Playing And Mourning

Music may be usefully divided into two categories: works whose primary activity is that of playing and works whose primary concern is that of mourning. If one accepts that, as a verb, the play's the thing, then one accepts as well the presence or necessity of rules. Without rules, no matter how arbitrary, there can be no game. And playing cannot be easily distinguished from games. If one accepts rules, then one accepts the exception, the freedom from rules. One accepts rule-breaking and in the specific case of a musical rule like voice leading, one accepts the free note; in the case of a canon, one accepts the free voice. Here I think of the tenor voice in Tallis' Miserere Nostri, here I think as well of quartet of flutes in Ives' Unanswered Question.

If one accepts mourning, then one accepts life and its sanctity. To mourn is to regret the absence of something, of someone. To mourn is to embrace life so that its absence is felt as a loss. But if one accepts life, then one must accept death as well for we cannot properly talk about life without mentioning death. To accept death is to accept memory, for mourning is an act of recalling. To accept memory is to accept forgetting, for memories are finite and one can forget. We mourn because without a life's presence, we can build no more new memories. Its store cannot grow.
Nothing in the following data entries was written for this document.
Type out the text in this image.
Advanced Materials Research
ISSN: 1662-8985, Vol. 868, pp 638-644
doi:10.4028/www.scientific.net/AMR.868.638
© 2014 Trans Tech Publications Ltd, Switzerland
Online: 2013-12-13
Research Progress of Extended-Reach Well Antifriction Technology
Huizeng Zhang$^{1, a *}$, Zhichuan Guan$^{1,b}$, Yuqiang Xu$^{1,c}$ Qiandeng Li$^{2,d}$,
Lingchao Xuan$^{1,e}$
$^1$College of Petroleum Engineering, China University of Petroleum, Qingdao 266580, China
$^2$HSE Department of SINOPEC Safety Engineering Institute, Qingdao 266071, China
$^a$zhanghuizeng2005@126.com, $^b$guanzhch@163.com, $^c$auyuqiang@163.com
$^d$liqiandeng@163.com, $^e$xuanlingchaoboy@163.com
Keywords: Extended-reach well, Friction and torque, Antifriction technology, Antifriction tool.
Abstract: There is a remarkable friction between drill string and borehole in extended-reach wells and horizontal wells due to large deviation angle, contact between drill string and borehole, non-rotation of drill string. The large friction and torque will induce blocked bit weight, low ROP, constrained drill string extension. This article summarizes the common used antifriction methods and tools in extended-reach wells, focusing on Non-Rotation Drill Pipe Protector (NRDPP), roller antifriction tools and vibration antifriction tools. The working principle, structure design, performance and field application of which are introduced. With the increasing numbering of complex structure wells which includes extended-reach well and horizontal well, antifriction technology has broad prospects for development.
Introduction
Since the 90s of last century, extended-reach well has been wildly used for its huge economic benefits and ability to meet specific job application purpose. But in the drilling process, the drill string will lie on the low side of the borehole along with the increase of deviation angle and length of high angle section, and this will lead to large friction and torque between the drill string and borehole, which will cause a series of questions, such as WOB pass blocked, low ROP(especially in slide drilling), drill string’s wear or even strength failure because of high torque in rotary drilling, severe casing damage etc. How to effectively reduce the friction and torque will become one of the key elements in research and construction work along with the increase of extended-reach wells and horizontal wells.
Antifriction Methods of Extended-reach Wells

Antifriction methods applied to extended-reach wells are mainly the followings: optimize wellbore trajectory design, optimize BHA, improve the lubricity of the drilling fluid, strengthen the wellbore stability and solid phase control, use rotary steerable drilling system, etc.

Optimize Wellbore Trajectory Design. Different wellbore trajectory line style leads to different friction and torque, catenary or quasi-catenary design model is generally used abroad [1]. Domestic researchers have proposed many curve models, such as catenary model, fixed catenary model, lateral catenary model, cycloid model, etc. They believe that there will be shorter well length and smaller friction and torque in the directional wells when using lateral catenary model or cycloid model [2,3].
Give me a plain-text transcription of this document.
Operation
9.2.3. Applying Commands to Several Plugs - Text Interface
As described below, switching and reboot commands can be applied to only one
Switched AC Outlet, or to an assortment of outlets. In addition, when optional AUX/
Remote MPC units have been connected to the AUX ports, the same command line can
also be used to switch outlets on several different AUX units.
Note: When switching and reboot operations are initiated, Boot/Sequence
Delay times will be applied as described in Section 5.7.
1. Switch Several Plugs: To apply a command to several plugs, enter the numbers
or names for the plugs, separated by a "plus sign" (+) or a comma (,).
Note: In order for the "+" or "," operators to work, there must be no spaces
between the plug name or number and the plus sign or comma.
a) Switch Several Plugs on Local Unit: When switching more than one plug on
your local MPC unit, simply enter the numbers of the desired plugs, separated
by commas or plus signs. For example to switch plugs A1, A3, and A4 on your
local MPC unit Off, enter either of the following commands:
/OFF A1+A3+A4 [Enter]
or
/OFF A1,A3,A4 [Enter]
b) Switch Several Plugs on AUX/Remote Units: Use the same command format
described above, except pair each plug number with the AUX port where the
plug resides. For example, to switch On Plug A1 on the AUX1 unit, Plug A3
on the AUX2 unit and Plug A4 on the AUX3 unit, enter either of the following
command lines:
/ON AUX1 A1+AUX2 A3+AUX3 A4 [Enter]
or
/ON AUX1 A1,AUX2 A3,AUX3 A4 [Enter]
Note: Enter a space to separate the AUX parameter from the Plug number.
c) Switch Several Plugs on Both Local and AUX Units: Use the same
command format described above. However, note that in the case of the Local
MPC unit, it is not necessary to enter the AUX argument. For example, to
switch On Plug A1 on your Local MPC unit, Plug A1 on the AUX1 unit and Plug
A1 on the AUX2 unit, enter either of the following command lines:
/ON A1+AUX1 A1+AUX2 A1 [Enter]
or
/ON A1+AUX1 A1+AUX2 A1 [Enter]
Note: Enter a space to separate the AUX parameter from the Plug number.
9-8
Only a forgetting is inevitable.

Transcriptions have for the longest time been utilitarian. They provided a means of transmitting information and functioned as a surrogate for memory. Transcriptions after the advent of recording technology have, more often than not, been seen from the point of view of irony. And yet, listening to Sciarrino's Bach transcription:



... irony is not a word that immediately comes to mind. Seeing irony in all transcriptions results from seeing all transcribing as an act of mourning: that one mourns the loss of notes that one can never reproduce with authenticity; the way the 19th century may be seen as a collective mourning of the loss of Beethoven. Transcribing in the post-iPod generation is motivated not by mourning but by play. Seeing this opens up a whole new avenue for understanding what it is a transcription attempts to do.

Playing. Mourning. Remembering. Forgetting. What we do in life. What others do in our stead when we die.